Evidence that nucleosomes inhibit mismatch repair in eukaryotic cells

Feng Li, Lei Tian, Liya Gu, Guo Min Li

Research output: Contribution to journalArticlepeer-review

49 Scopus citations

Abstract

The influence of chromatin structure on DNA metabolic processes, including DNA replication and repair, has been a matter of intensive studies in recent years. Although the human mismatch repair (MMR) reaction has been reconstituted using purified proteins, the influence of chromatin structure on human MMR is unknown. This study examines the interaction between human MutSα and a mismatch located within a nucleosome or between two nucleosomes. The results show that, whereas MutSα specifically recognizes both types of nucleosomal heteroduplexes, the protein bound the mismatch within a nucleosome with much lower efficiency than a naked heteroduplex or a heterology free of histone proteins but between two nucleosomes.
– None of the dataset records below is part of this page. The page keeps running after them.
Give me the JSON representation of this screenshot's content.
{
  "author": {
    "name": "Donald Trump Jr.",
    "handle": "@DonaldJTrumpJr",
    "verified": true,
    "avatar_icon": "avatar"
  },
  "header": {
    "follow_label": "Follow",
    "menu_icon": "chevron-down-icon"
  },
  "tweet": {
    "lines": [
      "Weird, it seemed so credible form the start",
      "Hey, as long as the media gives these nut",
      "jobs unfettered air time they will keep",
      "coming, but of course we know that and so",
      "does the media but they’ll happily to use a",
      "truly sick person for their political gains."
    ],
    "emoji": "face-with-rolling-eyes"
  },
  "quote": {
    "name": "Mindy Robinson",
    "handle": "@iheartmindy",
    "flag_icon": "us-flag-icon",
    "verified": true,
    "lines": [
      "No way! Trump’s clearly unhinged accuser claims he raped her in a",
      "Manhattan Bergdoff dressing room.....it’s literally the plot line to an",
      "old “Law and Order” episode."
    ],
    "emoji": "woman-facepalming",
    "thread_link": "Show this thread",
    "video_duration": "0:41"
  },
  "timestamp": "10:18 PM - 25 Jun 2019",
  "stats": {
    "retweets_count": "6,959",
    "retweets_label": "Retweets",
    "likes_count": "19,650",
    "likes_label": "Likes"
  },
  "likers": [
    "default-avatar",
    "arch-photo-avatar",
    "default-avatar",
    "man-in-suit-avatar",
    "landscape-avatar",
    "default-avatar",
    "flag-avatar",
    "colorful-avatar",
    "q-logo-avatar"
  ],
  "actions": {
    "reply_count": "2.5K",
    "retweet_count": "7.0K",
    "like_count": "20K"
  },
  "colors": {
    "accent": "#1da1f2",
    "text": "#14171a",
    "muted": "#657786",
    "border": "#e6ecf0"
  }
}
Additionally, MutSα displays reduced ATPase- and ADP-binding activity when interacting with nucleosomal heteroduplexes. Interestingly, nucleosomes block ATP-induced MutSα sliding along the DNA helix when the mismatch is in between two nucleosomes. These findings suggest that nucleosomes may inhibit MMR in eukaryotic cells. The implications of these findings for our understanding of eukaryotic MMR are discussed.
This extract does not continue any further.